28 janvier Version imprimable de cet article Version imprimable

« Le diplôme détermine le destin des jeunes, et engendre de multiples clivages sociaux »
Les modes de vie et les aspirations des diplômés de l’enseignement supérieur, bien plus nombreux qu’il y a vingt ans, ont évolué.

La jeunesse française est loin d’être homogène, et le critère le plus pertinent pour appréhender cette diversité, c’est le niveau de diplôme. Un marqueur associé à des modes de vie, des aspirations, un rapport au travail ou des choix résidentiels spécifiques. Tel est le constat de Jean-Laurent Cassely, journaliste et essayiste, et Monique Dagnaud, sociologue, directrice de recherches au CNRS, qui publient, le 27 janvier, Génération surdiplômée. Ces 20 % qui transforment la France (Odile Jacob, 304 p., 22,90 €).

Les deux auteurs, qui se sont appuyés sur une enquête et de multiples entretiens, se sont intéressés aux « bac + 5 ». Un groupe social en pleine croissance, issu de la massification de l’enseignement supérieur, et qui représentent désormais 20 % des 25-40 ans.

S’il est pertinent d’étudier ces « super diplômés », estiment les auteurs, c’est qu’ils jouent un rôle politique et social majeur dans la société. Ni très riches ni assimilables aux classes moyennes, ils sont les producteurs des normes, des symboles et des modes de vie les plus visibles, qui se diffusent dans le reste de la société… Mais qui divergent parfois des aspirations d’une autre jeunesse, majoritaire, moins ou pas diplômée. Au risque d’alimenter certaines fractures.
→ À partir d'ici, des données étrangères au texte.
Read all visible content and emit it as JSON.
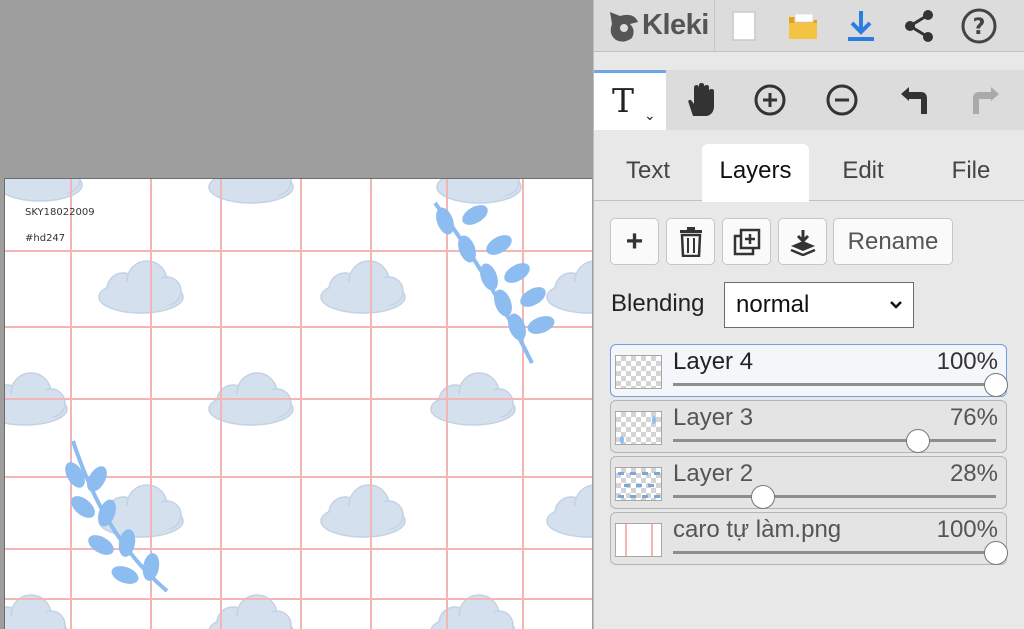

Extrait de lemonde.fr/campus du 25.01.21

Voir aussi dans le même numéro :
« Une envie de se sentir utile » : une nouvelle génération de jeunes engagés
Soutien scolaire, collages féministes, aide aux migrants… Loin des partis traditionnels, la jeunesse française invente d’autres formes d’engagement. Une tendance renforcée par la crise due au Covid-19.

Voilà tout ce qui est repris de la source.